Force est de constater que cette anthologie recueille des textes pour le moins divers, de tous les genres et, aussi, de toutes les qualités. Moralité : si vous n'aimez pas l'éclectisme et que vous pensez qu'un titre-programme doit absolument être respecté à la lettre, laissez tomber. Conrad a fait le choix avoué d'accueillir des auteurs issus de toutes les tendances littéraires. D'où une diversité de genre et de style parfois extrêmes. Ainsi, un récit typiquement S-F comme « Venue d'ailleurs », de Maud Tabachnik, côtoiera « Mérélune » de Francis Berthelot, texte ressortissant davantage du merveilleux, ou bien encore « Géhenne » d'Elisabeth Vonarburg, très inspiré de Stephen King, en passant par un fantastique plus traditionnel avec « Albatros », de Patrick Eris. La cohésion du recueil en souffre évidemment, ce qui est regrettable quand on considère qu'il est censé illustrer un genre littéraire particulier. Naturellement, on arguera qu'un genre se crée à partir d'inspirations multiples. Mais là, tout de même, à ce point, ça fait un peu fouillis.
Impression foutraque qui se renforce encore lorsque l'on prend en compte l'axe thématique principal énoncé dans le sous-titre de l'antho. Pour tout dire, les nouvelles qui nous montrent des femmes dans l'angoisse, telles qu'on aurait pu les imaginer à la lecture de la quatrième de couverture, on les compte sur les doigts de la main.
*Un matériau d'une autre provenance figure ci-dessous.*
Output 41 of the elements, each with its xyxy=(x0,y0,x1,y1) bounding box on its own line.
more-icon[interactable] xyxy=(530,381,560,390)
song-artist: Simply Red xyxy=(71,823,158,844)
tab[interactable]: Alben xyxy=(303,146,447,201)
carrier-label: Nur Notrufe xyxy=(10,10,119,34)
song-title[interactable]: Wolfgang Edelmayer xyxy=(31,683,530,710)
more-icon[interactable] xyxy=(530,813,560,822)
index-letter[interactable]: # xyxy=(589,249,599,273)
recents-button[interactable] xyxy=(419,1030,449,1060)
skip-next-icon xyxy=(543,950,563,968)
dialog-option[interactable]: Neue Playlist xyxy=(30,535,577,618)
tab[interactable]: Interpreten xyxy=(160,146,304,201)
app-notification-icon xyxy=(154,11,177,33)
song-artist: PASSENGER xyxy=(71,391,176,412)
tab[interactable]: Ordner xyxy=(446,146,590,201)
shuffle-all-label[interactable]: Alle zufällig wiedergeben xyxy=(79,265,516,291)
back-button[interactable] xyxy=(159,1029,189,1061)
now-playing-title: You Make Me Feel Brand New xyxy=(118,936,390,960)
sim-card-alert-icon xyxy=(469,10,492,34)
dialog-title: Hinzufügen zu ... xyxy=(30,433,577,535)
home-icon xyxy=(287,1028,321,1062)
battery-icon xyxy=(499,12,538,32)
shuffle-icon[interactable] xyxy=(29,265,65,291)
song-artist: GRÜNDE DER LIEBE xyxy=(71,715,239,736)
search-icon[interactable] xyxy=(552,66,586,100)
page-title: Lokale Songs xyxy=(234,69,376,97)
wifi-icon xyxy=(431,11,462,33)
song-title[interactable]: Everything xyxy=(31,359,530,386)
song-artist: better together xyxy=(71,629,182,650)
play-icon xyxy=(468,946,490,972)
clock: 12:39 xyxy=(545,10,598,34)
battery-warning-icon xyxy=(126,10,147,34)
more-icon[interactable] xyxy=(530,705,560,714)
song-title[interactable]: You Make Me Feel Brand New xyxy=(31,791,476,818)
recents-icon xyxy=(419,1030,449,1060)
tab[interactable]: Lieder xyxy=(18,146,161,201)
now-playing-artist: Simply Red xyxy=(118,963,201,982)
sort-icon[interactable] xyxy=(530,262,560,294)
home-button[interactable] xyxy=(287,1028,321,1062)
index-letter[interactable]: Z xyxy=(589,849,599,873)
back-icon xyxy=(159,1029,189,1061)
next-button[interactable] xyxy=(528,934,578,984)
Il y a les textes totalement hors sujet, tel « Une Belle invention » de Bruno Léandri, nouvelle par ailleurs fort drôle qui n'est pas sans évoquer Fredric Brown. Et puis ceux, nombreux, ou la femme est en définitive plus prédatrice que victime (« Les Sœurs Ténèbres » de Châteaureynaud, qui choisit de faire des trois personnages féminins de son récits les Parques mythologiques, ou encore l'excellent « Jusqu'à ce que la haine nous réunisse » de Claude Ecken, qui attribue lui aussi à la femme le rôle démoniaque — ce qui n'empêche pas ces deux textes, en dépit de leur « perversion » du cadre revendiqué par l'antho, de s'imposer parmi les tout meilleurs du recueil).
Bon, bien sûr, un certain nombre de textes entrent tout de même dans le cadre tracé par l'anthologiste. Seulement voilà, l'angoisse des femmes est ici principalement existentielle. Si l'on excepte le très bon « Vertige », d'Anne Duguël, qui fait du stade du miroir cher à Lacan un mélange de Faust et de Dorian Gray, le reste des textes en est resté au complexe d'Œdipe, menstrues et problèmes de sexualité primaires…
Finalement, on citera tout de même trois récits qui jouent vraiment le jeu de l'angoisse. « Pussy Cat », de Nicole Caligaris, nous fait passer quelques jours de réel malaise avec son héroïne, dans une ambiance digne des romans gothiques. Un texte étrange, dont l'écriture même, torturée, exprime le trouble du personnage, et que l'on a tout intérêt à relire à la lumière de sa source d'inspiration, Gaspard de la nuit d'Aloysius Bertrand. « Buanderie » , de Sholby qui, en dépit d'une relative « naïveté », se penche sur l'effilochement du réel, dans ce que l'on peut considérer comme une métaphore filée étendue aux proportions de la nouvelle tout entière, parcourue d'images de tissus déchirés. Enfin, « Dedans », d'Odile Massé, réexploite le thème du loup-garou dans un style kafkaïen tout à fait remarquable.
Et si l'on ajoute à cela quelques bons textes, comme « Le Casino Rouge » de Daniel Walther, « Mira Tcherbo » de Philippe Claudel — une des perles du recueil, économe dans ses moyens mais implacable dans ses effets —, ou « Rosa la rose » de Andrea H. Japp, on peut dire qu'il y a là de quoi passer de bons moments. Pourvu qu'on ne veuille pas spécialement des histoires de femmes en proie à l'angoisse et que l'on passe rapidement sur les mauvaises.
Bref, une antho très disparate mais qui a néanmoins de quoi séduire.